What Is A Commercial Bridge Loan

With the current banking crisis and more than a trillion dollars in commercial loans coming due, there is a great opportunity for brokers to increase their income significantly in the commercial real estate finance business. The opportunity for brokers and investors is the best it has been in decades.

As balloon mortgages become due many small banks will be taking back much of their portfolio loans. As a result, brokers will need to help their existing commercial clients obtain commercial bridge loans to pay off their existing commercial loan. Commercial investors will now be able to buy commercial properties at a deep discount and use this type of commercial financing for their purchases. This can be truly the best of times for brokers and could potentially be the worst of times for existing commercial property owners without the broker’s help.

Commercial bridge loans are equity driven and must have an experienced borrower, payment strategy and an exit strategy for repayment of the loan. The bridge loan lender’s primary objective is to meet their borrower’s need for short-term bridge financing with efficiency, flexibility, and professionalism.

Lending guidelines for these loans will include: straight purchases, purchasing REO’s, on-performing notes, and distressed assets or refinancing. Loan sizes will range from $2 million to $75 million. All commercial types of properties are usually considered for bridge loans to 75% LTV. Rates vary from 10% to 14% interest only, from 1 to 3 years. The costs for these loans are usually 2 to 3 points and closing time can be expected to be from 10 to 15 business days.

In fact, these are secured loans where you are required to pledge your existing home as collateral. Depending on the equity value of the collateral, lenders approve the loan amount. Although these are secured in nature, the interest rates are relatively high. It is because these loans have a short repayment period which is mostly in between 6 weeks – 12 months. Always keep in mind hard money lenders are savvy professionals and want to deal with like-minded people who know exactly what they are doing. So, be prepared – there’s no such thing as “over” prepared when applying for a bridge loan.

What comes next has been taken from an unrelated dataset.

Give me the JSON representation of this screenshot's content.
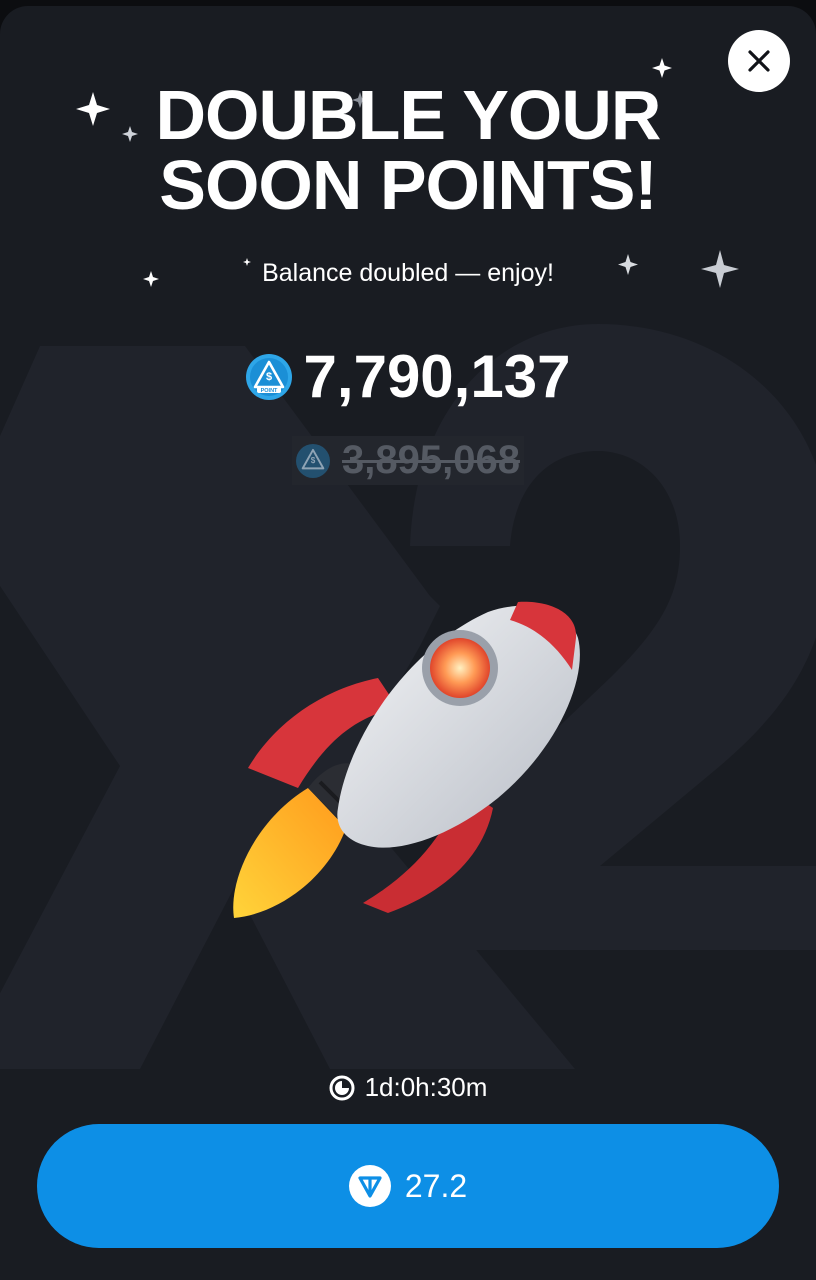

Those with bad credit can freely access the loans, as the lenders have an asset to bank upon. By timely repaying the amount, the very same borrowers have an opportunity to increase the credit score. These loans are available with numerous lenders such as banks, financial institutions as well as with online lenders. But it is the online lenders who are known to offer these loans instantly. You just need to fill an online application form and the amount gets transferred without any delay.

Commercial bridging loans are in a way a chance to elevate your business to a greater height. But before availing these loans, you must compare the quotes. Only after that, you should pick up a particular deal. A person may have a bad credit record due to several reasons like CCJs, arrears, late payment, bankruptcy or defaults. Any person with any of such credit records is being allowed in the commercial bridging loans as for them to a loan to bridge the transaction gaps is necessary.